Der Hochländer nahm jetzt die Waffen zurück, die er unserm Helden anvertraut hatte, indem er ihm zu verstehen gab, daß die Gefahr der Reise glücklich überstanden wäre. Unserm Waverley wurde hierauf eines der Pferde angeboten, ein Tausch, der ihm nach den Anstrengungen dieser Nacht und seiner unlängst überstandenen Krankheit sehr annehmbar vorkam. Sein Mantelsack wurde auf ein anderes Pferd gelegt, Duncan bestieg ein drittes, und, begleitet von ihrer Eskorte, verfolgten sie in scharfem Trabe ihren Weg. Kein anderes Ereigniß bezeichnete die Reise dieser Nacht, und mit Tagesanbruch erreichten sie die Ufer eines reißenden Flusses. Die Gegend wurde auf einmal fruchtbar und romantisch.

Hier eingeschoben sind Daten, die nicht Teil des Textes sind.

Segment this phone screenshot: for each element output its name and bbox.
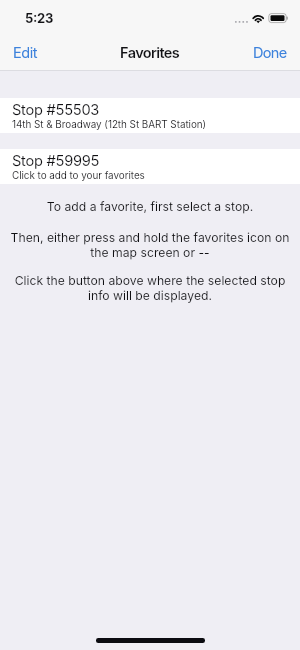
staticText: 14th St & Broadway (12th St BART Station… [12, 118, 207, 130]
staticText: Favorites [120, 44, 180, 62]
staticText: Click to add to your favorites [12, 169, 145, 181]
staticText: To add a favorite, first select a stop. [5, 199, 295, 214]
button[interactable]: Done [240, 40, 300, 68]
staticText: Done [253, 44, 287, 62]
button[interactable]: Stop #55503 [0, 98, 300, 133]
staticText: Then, either press and hold the favorite… [5, 230, 295, 260]
button[interactable]: Edit [0, 40, 51, 68]
staticText: Stop #59995 [12, 152, 100, 170]
staticText: Edit [13, 44, 38, 62]
button[interactable]: Stop #59995 [0, 149, 300, 184]
staticText: 5:23 [25, 10, 54, 26]
staticText: Stop #55503 [12, 101, 100, 119]
staticText: Click the button above where the selecte… [5, 273, 295, 303]
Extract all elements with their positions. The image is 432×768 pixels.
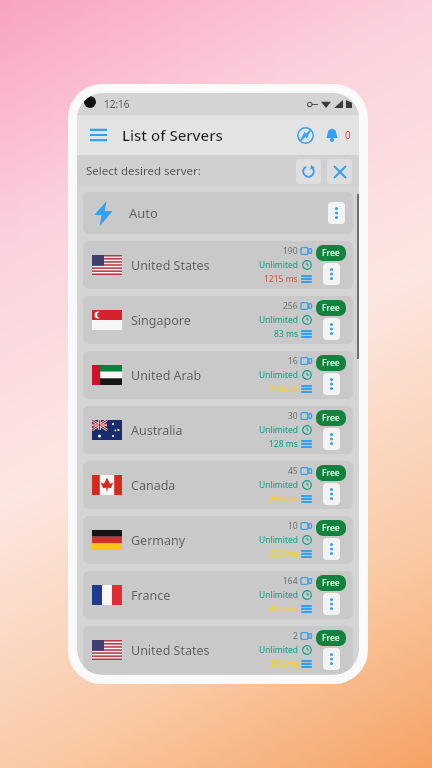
button[interactable]: Close	[327, 159, 352, 184]
staticText: Select desired server:	[86, 163, 201, 179]
button[interactable]: More options	[323, 263, 340, 285]
staticText: United States	[131, 257, 210, 274]
button[interactable]: United States	[83, 626, 353, 674]
button[interactable]: United States	[83, 241, 353, 289]
button[interactable]: More options	[328, 202, 345, 224]
staticText: List of Servers	[122, 125, 223, 145]
staticText: Free	[322, 577, 340, 589]
button[interactable]: More options	[323, 483, 340, 505]
staticText: Unlimited	[259, 314, 299, 326]
staticText: Free	[322, 467, 340, 479]
staticText: 83 ms	[274, 328, 298, 340]
staticText: Unlimited	[259, 534, 299, 546]
button[interactable]: More options	[323, 538, 340, 560]
button[interactable]: More options	[323, 318, 340, 340]
staticText: 306 ms	[269, 658, 298, 670]
button[interactable]: Notifications	[319, 122, 345, 148]
staticText: 190	[283, 245, 298, 257]
staticText: Auto	[129, 204, 158, 222]
staticText: 2	[293, 630, 298, 642]
button[interactable]: More options	[323, 593, 340, 615]
button[interactable]: Australia	[83, 406, 353, 454]
staticText: 1215 ms	[264, 273, 298, 285]
staticText: Unlimited	[259, 589, 299, 601]
button[interactable]: Menu	[82, 119, 114, 151]
staticText: Canada	[131, 477, 176, 494]
button[interactable]: VPN status	[291, 121, 319, 149]
staticText: Free	[322, 247, 340, 259]
staticText: 10	[288, 520, 298, 532]
staticText: Free	[322, 522, 340, 534]
staticText: 452 ms	[269, 603, 298, 615]
staticText: Unlimited	[259, 259, 299, 271]
staticText: 164	[283, 575, 298, 587]
staticText: 256	[283, 300, 298, 312]
staticText: 234 ms	[269, 383, 298, 395]
staticText: Unlimited	[259, 479, 299, 491]
staticText: Unlimited	[259, 644, 299, 656]
button[interactable]: More options	[323, 648, 340, 670]
staticText: Free	[322, 632, 340, 644]
staticText: 220 ms	[269, 548, 298, 560]
staticText: Singapore	[131, 312, 191, 329]
staticText: Germany	[131, 532, 186, 549]
button[interactable]: More options	[323, 428, 340, 450]
staticText: 266 ms	[269, 493, 298, 505]
staticText: 45	[288, 465, 298, 477]
staticText: 128 ms	[269, 438, 298, 450]
staticText: United Arab Emirates	[131, 367, 235, 384]
staticText: Free	[322, 302, 340, 314]
staticText: 16	[288, 355, 298, 367]
button[interactable]: United Arab Emirates	[83, 351, 353, 399]
button[interactable]: Auto	[83, 192, 353, 234]
button[interactable]: Germany	[83, 516, 353, 564]
button[interactable]: Canada	[83, 461, 353, 509]
staticText: United States	[131, 642, 210, 659]
button[interactable]: France	[83, 571, 353, 619]
button[interactable]: More options	[323, 373, 340, 395]
staticText: France	[131, 587, 171, 604]
staticText: Free	[322, 357, 340, 369]
staticText: Free	[322, 412, 340, 424]
staticText: Unlimited	[259, 424, 299, 436]
staticText: Australia	[131, 422, 183, 439]
staticText: 0	[345, 128, 351, 142]
staticText: 30	[288, 410, 298, 422]
button[interactable]: Singapore	[83, 296, 353, 344]
staticText: Unlimited	[259, 369, 299, 381]
staticText: 12:16	[104, 97, 130, 111]
button[interactable]: Refresh	[296, 159, 321, 184]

Die steilen waldbewachsenen Ufer waren von Kornfeldern unterbrochen, welche dies Jahr eine reiche, dem Schnitte nahe Ernte boten.

Am entgegengesetzten Ufer des Flusses, und von einer Windung desselben beinahe umgeben, stand ein großes festes Schloß, dessen halb verfallene Thürme schon in den ersten Strahlen der Sonne funkelten. Es hatte die Gestalt eines länglichen Vierecks und war groß genug, um im Innern einen geräumigen Hof einzuschließen. Die Thürme an jeder Ecke waren höher als die Mauern, und wurden wieder von Thürmchen überragt, die in Höhe und Bauart von einander abwichen. Auf einem dieser letztern stand eine Schildwache, deren Mütze und der im Winde flatternde Plaid einen Hochländer erkennen ließen, wie auch eine große weiße Fahne, die auf einem andern Thurme wehte, ankündigte, daß die aufrührerischen Anhänger des Hauses Stuart die Garnison des Schlosses bildeten.

Die kleine Abtheilung ritt schnell durch ein unbedeutendes Dorf, in welchem ihr Erscheinen weder Ueberraschung noch Neugier erregte, kam dann über eine alte schmale Brücke, und links in eine große Allee von Sykomoren einbiegend, erblickte sich Waverley dem finstern, doch malerischen Gebäude gegenüber, das er aus der Ferne bewundert hatte. Ein schweres eisernes Gitterthor, welches die äußerste Schutzwehr bildete, war bereits zu ihrem Empfange geöffnet worden, und ein zweites schweres Eichenthor, dicht mit eisernen Nägeln beschlagen, ließ sie in den Hofraum ein. Ein Edelman in Hochlandstracht, eine weiße Kokarde an der Mütze, half Waverley vom Pferde, und hieß ihn mit vieler Artigkeit in dem Schlosse willkommen.

Nachdem der Gouverneur, denn so müssen wir ihn nennen, Waverley nach einem kleinen halbverfallenen Stübchen mit einem Feldbett geführt hatte, bot er ihm jede Erfrischung an, die er verlangen würde, und wollte sich entfernen.

»Wollt Ihr Eure Artigkeiten nicht noch dadurch erhöhen,« sagte Waverley, »daß Ihr die Güte habt, mir zu sagen, wo ich bin, und ob ich mich als Gefangenen betrachten muß?«

»Ich darf in dieser Beziehung nicht so ausführlich sein, wie ich wünschte. Ihr seid, um es kurz zu sagen, in dem Schlosse Doune, im Distrikt Menteith, und in durchaus keiner Gefahr.«

»Und wer bürgt mir dafür?«

»Das Ehrenwort Donald Stuarts, des Garnison-Gouverneurs und Oberstlieutenants im Dienste Sr. königlichen Hoheit des Prinzen Karl Eduard.« Mit diesen Worten verließ er hastig das Gemach, als wünsche er ein weiteres Gespräch zu vermeiden.

Erschöpft durch die Anstrengungen der Nacht warf unser Held sich auf das Bett und lag nach einigen Minuten in festem Schlafe.